Robert A. Pape
Beginning in early October, facing huge territorial loses and other reversals in Ukraine, Russian President Vladimir Putin reached for a military strategy in which Russia should have a decisive advantage: airpower. In the most widespread such campaign to date, he ordered a blistering series of missile attacks against a dozen cities and electrical infrastructure across the country. Ukrainians were forced into basements and bomb shelters, and some 30 percent of the country’s power generation capacity was knocked out, causing rolling blackouts that affected homes, hospitals, and even the basic functioning of the economy. In the weeks since, Russia has been sending waves of drones to attack residential buildings and offices in Kyiv and other cities.

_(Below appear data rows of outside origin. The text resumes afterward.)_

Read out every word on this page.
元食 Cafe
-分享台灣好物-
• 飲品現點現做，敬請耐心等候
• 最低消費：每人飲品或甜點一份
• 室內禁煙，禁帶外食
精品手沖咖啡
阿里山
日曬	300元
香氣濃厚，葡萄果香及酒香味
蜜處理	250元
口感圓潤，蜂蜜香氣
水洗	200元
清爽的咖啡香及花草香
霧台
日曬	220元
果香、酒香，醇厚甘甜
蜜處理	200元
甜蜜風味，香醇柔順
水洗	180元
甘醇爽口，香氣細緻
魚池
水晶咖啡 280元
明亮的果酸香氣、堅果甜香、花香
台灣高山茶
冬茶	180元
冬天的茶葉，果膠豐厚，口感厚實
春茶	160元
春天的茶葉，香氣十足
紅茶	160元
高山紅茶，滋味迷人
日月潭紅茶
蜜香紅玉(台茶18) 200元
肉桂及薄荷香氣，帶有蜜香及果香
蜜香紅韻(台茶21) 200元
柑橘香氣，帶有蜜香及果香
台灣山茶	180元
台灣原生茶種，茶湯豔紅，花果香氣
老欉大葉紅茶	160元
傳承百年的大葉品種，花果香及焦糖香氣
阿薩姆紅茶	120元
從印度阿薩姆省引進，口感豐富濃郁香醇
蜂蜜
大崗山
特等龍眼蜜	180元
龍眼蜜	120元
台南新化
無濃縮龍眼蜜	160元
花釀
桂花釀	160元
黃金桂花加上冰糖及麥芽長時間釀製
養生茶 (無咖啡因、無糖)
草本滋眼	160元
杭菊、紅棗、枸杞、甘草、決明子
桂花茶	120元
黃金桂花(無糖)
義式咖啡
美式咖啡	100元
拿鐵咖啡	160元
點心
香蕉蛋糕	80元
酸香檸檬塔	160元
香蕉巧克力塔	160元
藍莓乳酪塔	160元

In effect, Putin was reminding the Ukrainian government of his ability to attack its main population centers—a threat that Ukraine, having scrapped Soviet-era bombers long ago, having no long-range rockets able to hit Russian cities, and having only a tiny number of ground attack aircraft—is unable to match. The goal, it seems, is to punish civilians, wearing them down in the hope of convincing their leaders to sue for peace.
But it is a strategy doomed to failure. As in earlier phases of the war, Russia’s supposed air superiority has done little to shift the overall momentum on the ground. Despite the significant damage they have caused, Putin’s airstrikes have failed to hinder Ukrainian advances in the east. And when they have reached civilian targets they have only served to strengthen Ukrainian resolve.